Como cada jueves, Tamara Falcó, Cristina Pardo, Juan del Val y Nuria Roca, han acudido a 'El Hormiguero' para desgranado toda la actualidad. Entre los varios temas, Pablo Motos y la marquesa de Griñón se han picado un poco, y es que según Tamara, el presentador es un poco complicado. Muchas son las veces que ha habido en el programa cierta guasa porque Motos es un poco especialito con la comida. Es más, para la boda de Tamara Falcó e Íñigo Onieva, la colaboradora le hizo un menú a parte.

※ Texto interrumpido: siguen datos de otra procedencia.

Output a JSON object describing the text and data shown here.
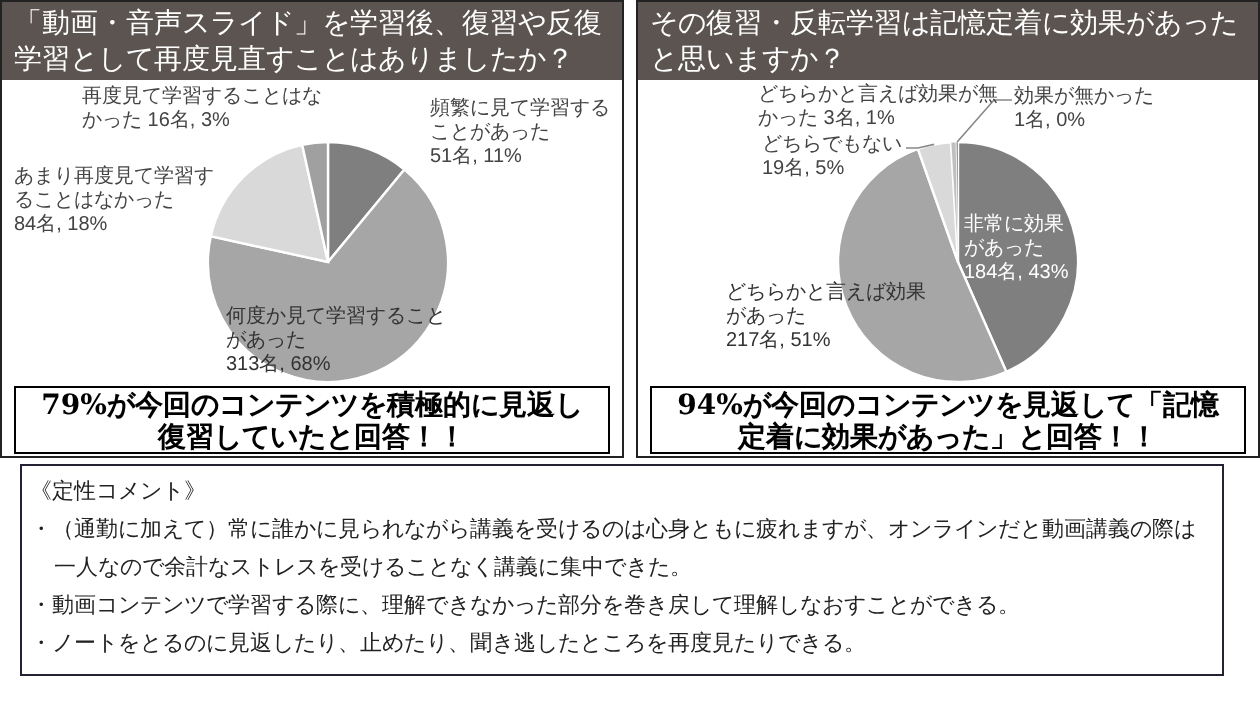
{
  "chart_data": [
    {
      "type": "pie",
      "title": "「動画・音声スライド」を学習後、復習や反復学習として再度見直すことはありましたか？",
      "categories": [
        "頻繁に見て学習することがあった",
        "何度か見て学習することがあった",
        "あまり再度見て学習することはなかった",
        "再度見て学習することはなかった"
      ],
      "values": [
        51,
        313,
        84,
        16
      ],
      "value_labels": [
        "51名, 11%",
        "313名, 68%",
        "84名, 18%",
        "16名, 3%"
      ],
      "colors": [
        "#7f7f7f",
        "#a6a6a6",
        "#d9d9d9",
        "#a0a0a0"
      ],
      "annotations": [
        "79%が今回のコンテンツを積極的に見返し復習していたと回答！！"
      ]
    },
    {
      "type": "pie",
      "title": "その復習・反転学習は記憶定着に効果があったと思いますか？",
      "categories": [
        "非常に効果があった",
        "どちらかと言えば効果があった",
        "どちらでもない",
        "どちらかと言えば効果が無かった",
        "効果が無かった"
      ],
      "values": [
        184,
        217,
        19,
        3,
        1
      ],
      "value_labels": [
        "184名, 43%",
        "217名, 51%",
        "19名, 5%",
        "3名, 1%",
        "1名, 0%"
      ],
      "colors": [
        "#7f7f7f",
        "#a6a6a6",
        "#d9d9d9",
        "#bfbfbf",
        "#595959"
      ],
      "annotations": [
        "94%が今回のコンテンツを見返して「記憶定着に効果があった」と回答！！"
      ]
    },
    {
      "type": "other",
      "title": "《定性コメント》",
      "annotations": [
        "・（通勤に加えて）常に誰かに見られながら講義を受けるのは心身ともに疲れますが、オンラインだと動画講義の際は一人なので余計なストレスを受けることなく講義に集中できた。",
        "・動画コンテンツで学習する際に、理解できなかった部分を巻き戻して理解しなおすことができる。",
        "・ノートをとるのに見返したり、止めたり、聞き逃したところを再度見たりできる。"
      ]
    }
  ]
}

El presentador se paraba casi al final de la tertulia para contar una anécdota que le pasó en un restaurante. "Quedo con unos amigos en un restaurante de cocina creativa, que ya mal. Para mí, mal. Son 27 platos y luego se te queda el estómago al revés. Me puse malo. Por no anular la cena, llego a la cena y les digo a los del restaurante: 'Perdonad, pero es que estoy malo y el menú degustación que tiene 27 platos no me lo voy a poder tomar'. El camarero empezó a decirme: 'Pero, ¿usted sabe lo que ha hecho? Que es que ya está todo preparado. El chef ya ha preparado su menú'. Yo solo podía pensar que si lo que quería era que me lo comiera y me muriese", y les preguntó que si le podían hacer un caldo de pollo.

Muy ofencida, Tamara Falcó le respondía: "Deberías entrar en una de esas cocinas y ponerte ahí. Son días y días, bueno, son meses de elaboración del menú. Producto fresco hay por un tubo, pero, ¿sabes la de partidas y de cocineros que hacen falta para hacer un menú de 27 platos? Te lo voy a poner de otra forma, te lo voy a poner en tú programa. ¿Qué pasa si llega el invitado y te dice: 'Es que a mí lo que me divierte no son las hormigas, es bailar aquí una jota. Quita'?. Pablo Motos se terminaba picando y ponía de ejemplo una anécdota que le pasó con su madre, Isabel Preysler.

"No me piques porque me estoy acordando de una cosa. Cuando vino aquí tu madre, me dijo mi perfil bueno es tu silla, y yo me cambié de sitio. Si quiere alguien bailar una jota, cualquiera de los invitados de la semana que viene, que me lo diga,yo estoy aquí para servir, no para reñir", le recriminaba a Tamara.